Financial experts say interest rate (OCR) cuts in New Zealand remain a while away due to persisting domestic inflationary pressure.
Milford Asset Management portfolio manager Mark Riggall said while it was good news annual inflation had fallen to 4 percent, "unfortunately, if we look at what's driving that, it's the wrong bit".
"It's the tradeable bits that are driving things down," he told AM on Thursday.
Speaking to host Melissa Chan-Green, Riggall said inflation in parts of the domestic economy is "remaining really sticky".
"Unfortunately, it's not really that economically sensitive," he said of domestic inflation. "It's things like auto insurance, it's your [property] rates - it's even things like real estate services going up.
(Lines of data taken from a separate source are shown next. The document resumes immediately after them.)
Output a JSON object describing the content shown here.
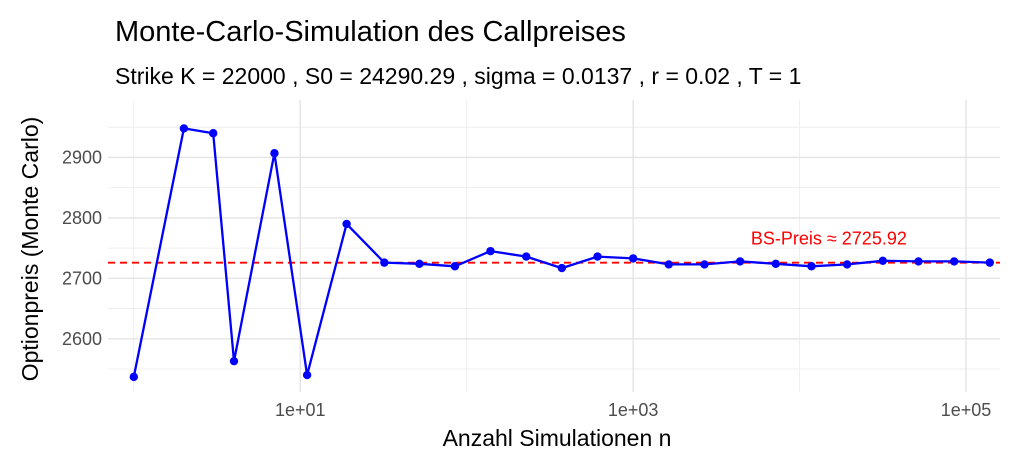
{
  "chart_data": {
    "type": "line",
    "title": "Monte-Carlo-Simulation des Callpreises",
    "subtitle": "Strike K = 22000 , S0 = 24290.29 , sigma = 0.0137 , r = 0.02 , T = 1",
    "xlabel": "Anzahl Simulationen n",
    "ylabel": "Optionpreis (Monte Carlo)",
    "x_scale": "log10",
    "xlim": [
      0.7,
      160000
    ],
    "ylim": [
      2512,
      2995
    ],
    "x_ticks": [
      {
        "value": 10,
        "label": "1e+01"
      },
      {
        "value": 1000,
        "label": "1e+03"
      },
      {
        "value": 100000,
        "label": "1e+05"
      }
    ],
    "y_ticks": [
      {
        "value": 2600,
        "label": "2600"
      },
      {
        "value": 2700,
        "label": "2700"
      },
      {
        "value": 2800,
        "label": "2800"
      },
      {
        "value": 2900,
        "label": "2900"
      }
    ],
    "grid": true,
    "series": [
      {
        "color": "#0000ff",
        "x": [
          1,
          2,
          3,
          4,
          7,
          11,
          19,
          32,
          52,
          85,
          139,
          228,
          373,
          611,
          1000,
          1637,
          2683,
          4394,
          7197,
          11788,
          19307,
          31623,
          51795,
          84834,
          138950
        ],
        "y": [
          2537,
          2948,
          2940,
          2563,
          2907,
          2540,
          2790,
          2726,
          2724,
          2720,
          2745,
          2736,
          2717,
          2736,
          2733,
          2723,
          2723,
          2728,
          2724,
          2720,
          2723,
          2729,
          2728,
          2728,
          2726
        ]
      }
    ],
    "reference_line": {
      "y": 2725.92,
      "color": "#ff0000",
      "style": "dashed",
      "label": "BS-Preis ≈ 2725.92"
    }
  }
}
So, these are proving a bit stickier than we'd like - going in the right direction but not fast enough."
Riggall's remarks were backed up by ASB senior economist Kim Mundy.
"Domestic inflation is still... high, it's running over three times the rate of tradeable inflation - so we need to see that drop before the Reserve Bank's even going to think the OCR," she told Newshub on Wednesday.
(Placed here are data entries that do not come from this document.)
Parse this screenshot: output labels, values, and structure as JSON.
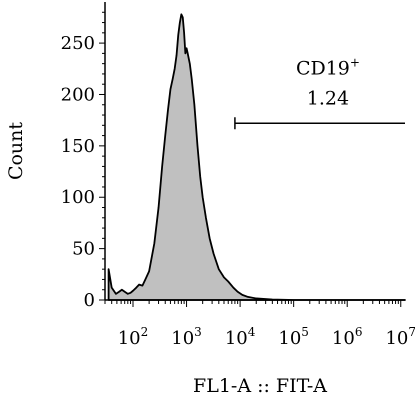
{
  "chart_data": {
    "type": "area",
    "xlabel": "FL1-A :: FIT-A",
    "ylabel": "Count",
    "x_scale": "log",
    "xlim": [
      30,
      12000000
    ],
    "ylim": [
      0,
      290
    ],
    "y_ticks": [
      0,
      50,
      100,
      150,
      200,
      250
    ],
    "x_ticks": [
      {
        "value": 100,
        "base": "10",
        "exp": "2"
      },
      {
        "value": 1000,
        "base": "10",
        "exp": "3"
      },
      {
        "value": 10000,
        "base": "10",
        "exp": "4"
      },
      {
        "value": 100000,
        "base": "10",
        "exp": "5"
      },
      {
        "value": 1000000,
        "base": "10",
        "exp": "6"
      },
      {
        "value": 10000000,
        "base": "10",
        "exp": "7"
      }
    ],
    "series": [
      {
        "fill": "#c0c0c0",
        "stroke": "#000000",
        "points": [
          [
            35,
            30
          ],
          [
            40,
            12
          ],
          [
            48,
            6
          ],
          [
            55,
            8
          ],
          [
            62,
            10
          ],
          [
            70,
            8
          ],
          [
            80,
            6
          ],
          [
            90,
            7
          ],
          [
            100,
            9
          ],
          [
            115,
            12
          ],
          [
            130,
            15
          ],
          [
            150,
            14
          ],
          [
            170,
            20
          ],
          [
            200,
            28
          ],
          [
            250,
            55
          ],
          [
            300,
            90
          ],
          [
            350,
            130
          ],
          [
            400,
            160
          ],
          [
            450,
            185
          ],
          [
            500,
            205
          ],
          [
            550,
            215
          ],
          [
            600,
            225
          ],
          [
            650,
            238
          ],
          [
            700,
            258
          ],
          [
            750,
            270
          ],
          [
            800,
            278
          ],
          [
            850,
            275
          ],
          [
            900,
            260
          ],
          [
            950,
            240
          ],
          [
            1000,
            245
          ],
          [
            1050,
            240
          ],
          [
            1150,
            230
          ],
          [
            1250,
            215
          ],
          [
            1400,
            190
          ],
          [
            1600,
            150
          ],
          [
            1800,
            120
          ],
          [
            2000,
            100
          ],
          [
            2300,
            80
          ],
          [
            2700,
            60
          ],
          [
            3200,
            45
          ],
          [
            4000,
            30
          ],
          [
            5000,
            22
          ],
          [
            6000,
            18
          ],
          [
            7500,
            12
          ],
          [
            9000,
            8
          ],
          [
            11000,
            5
          ],
          [
            14000,
            3
          ],
          [
            20000,
            1.5
          ],
          [
            40000,
            0.5
          ],
          [
            100000,
            0
          ],
          [
            12000000,
            0
          ]
        ]
      }
    ],
    "gate": {
      "label": "CD19",
      "label_sup": "+",
      "value": "1.24",
      "x_start": 8000,
      "x_end": 12000000,
      "y": 172
    }
  }
}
The Reserve Bank's (RBNZ) next monetary policy committee decision was due on May 22.
"We really need inflation to get back down towards 1-3 percent for the RBNZ to be allowed to cut rates," Riggall told AM.
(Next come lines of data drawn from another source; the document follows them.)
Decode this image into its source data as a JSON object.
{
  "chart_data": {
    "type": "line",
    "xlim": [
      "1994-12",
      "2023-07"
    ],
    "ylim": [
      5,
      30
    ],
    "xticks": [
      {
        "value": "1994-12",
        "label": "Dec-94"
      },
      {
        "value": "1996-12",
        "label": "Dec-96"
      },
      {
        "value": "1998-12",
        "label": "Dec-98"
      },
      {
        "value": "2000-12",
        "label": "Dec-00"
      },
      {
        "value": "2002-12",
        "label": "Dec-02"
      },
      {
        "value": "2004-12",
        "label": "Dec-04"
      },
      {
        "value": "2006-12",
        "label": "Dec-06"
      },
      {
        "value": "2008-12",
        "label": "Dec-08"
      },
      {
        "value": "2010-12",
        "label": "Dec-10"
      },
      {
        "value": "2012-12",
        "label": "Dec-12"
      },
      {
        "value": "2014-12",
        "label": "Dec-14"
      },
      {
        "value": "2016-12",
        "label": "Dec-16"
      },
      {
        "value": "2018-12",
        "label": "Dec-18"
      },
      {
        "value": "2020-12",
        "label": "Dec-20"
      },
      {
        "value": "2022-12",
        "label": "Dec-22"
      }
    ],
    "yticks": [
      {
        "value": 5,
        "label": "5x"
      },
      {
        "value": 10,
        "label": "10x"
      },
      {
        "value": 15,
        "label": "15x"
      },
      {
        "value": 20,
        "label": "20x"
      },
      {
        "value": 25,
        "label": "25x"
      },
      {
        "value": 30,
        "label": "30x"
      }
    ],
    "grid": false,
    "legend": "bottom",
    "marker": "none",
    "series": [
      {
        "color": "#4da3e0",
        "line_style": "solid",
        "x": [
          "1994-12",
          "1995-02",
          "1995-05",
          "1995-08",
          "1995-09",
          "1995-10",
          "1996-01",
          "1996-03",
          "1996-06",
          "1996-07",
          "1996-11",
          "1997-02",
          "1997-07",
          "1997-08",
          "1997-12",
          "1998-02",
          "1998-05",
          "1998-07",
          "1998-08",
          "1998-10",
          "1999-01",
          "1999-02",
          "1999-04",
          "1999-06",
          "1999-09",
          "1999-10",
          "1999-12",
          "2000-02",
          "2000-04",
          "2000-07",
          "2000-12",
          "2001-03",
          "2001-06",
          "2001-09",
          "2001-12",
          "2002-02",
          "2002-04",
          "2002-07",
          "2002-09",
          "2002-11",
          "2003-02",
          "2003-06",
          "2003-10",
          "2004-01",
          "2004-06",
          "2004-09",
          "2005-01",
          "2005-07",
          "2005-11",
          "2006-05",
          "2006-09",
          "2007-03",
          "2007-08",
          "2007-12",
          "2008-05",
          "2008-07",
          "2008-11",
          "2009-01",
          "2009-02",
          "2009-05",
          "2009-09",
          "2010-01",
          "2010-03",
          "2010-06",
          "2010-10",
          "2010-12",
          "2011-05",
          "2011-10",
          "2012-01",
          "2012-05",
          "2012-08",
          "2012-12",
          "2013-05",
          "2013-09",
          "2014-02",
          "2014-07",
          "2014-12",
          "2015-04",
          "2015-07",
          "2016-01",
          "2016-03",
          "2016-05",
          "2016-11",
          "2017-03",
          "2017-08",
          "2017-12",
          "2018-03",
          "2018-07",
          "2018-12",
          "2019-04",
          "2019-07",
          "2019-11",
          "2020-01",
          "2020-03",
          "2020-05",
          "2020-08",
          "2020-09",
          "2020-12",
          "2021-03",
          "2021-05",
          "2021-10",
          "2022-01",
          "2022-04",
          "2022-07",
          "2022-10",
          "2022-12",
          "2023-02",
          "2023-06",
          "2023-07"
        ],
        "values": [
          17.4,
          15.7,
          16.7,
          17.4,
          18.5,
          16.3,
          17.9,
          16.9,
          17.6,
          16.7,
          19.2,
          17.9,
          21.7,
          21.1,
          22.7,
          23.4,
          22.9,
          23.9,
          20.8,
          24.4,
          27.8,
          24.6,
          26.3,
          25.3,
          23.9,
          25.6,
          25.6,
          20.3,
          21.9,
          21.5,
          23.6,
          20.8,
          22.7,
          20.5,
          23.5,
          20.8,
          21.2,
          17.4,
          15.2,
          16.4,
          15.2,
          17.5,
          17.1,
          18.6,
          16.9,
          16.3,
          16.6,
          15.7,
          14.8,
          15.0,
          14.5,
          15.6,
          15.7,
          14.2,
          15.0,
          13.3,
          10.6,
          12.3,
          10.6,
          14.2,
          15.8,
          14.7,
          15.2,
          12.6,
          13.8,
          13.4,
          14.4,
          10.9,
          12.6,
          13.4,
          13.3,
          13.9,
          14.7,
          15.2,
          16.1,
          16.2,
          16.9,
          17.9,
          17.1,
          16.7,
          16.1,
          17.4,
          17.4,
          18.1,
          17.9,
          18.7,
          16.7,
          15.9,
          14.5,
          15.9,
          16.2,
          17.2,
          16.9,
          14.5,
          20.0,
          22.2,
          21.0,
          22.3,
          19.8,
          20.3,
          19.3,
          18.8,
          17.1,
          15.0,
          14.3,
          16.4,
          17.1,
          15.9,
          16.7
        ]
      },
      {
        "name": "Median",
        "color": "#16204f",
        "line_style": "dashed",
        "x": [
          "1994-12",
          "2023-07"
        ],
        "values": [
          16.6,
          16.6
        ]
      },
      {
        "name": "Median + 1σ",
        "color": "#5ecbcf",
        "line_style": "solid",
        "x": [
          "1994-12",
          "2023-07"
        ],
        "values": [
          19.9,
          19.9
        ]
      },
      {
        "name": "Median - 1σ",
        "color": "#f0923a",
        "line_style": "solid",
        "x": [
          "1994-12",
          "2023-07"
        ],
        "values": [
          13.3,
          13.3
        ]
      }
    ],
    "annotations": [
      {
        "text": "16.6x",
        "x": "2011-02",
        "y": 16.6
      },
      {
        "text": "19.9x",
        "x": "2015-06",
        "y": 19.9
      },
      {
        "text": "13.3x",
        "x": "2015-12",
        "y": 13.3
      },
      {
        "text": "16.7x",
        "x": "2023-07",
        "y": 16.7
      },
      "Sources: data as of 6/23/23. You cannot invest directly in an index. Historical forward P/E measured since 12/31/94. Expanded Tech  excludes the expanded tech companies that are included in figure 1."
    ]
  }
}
"It's getting to the point where the economy is quite weak... and so we do need these rates to come down at some point, sooner rather than later.
Money markets expected rate cuts sometime between September and December, according to Riggall.
However, he said some economists weren't expecting cuts until next year.
"But hopefully, we can see this inflation coming down faster and they can cut sooner."
The RBNZ has forecasted annual consumer price inflation would fall back within its 1-3 percent target range in September.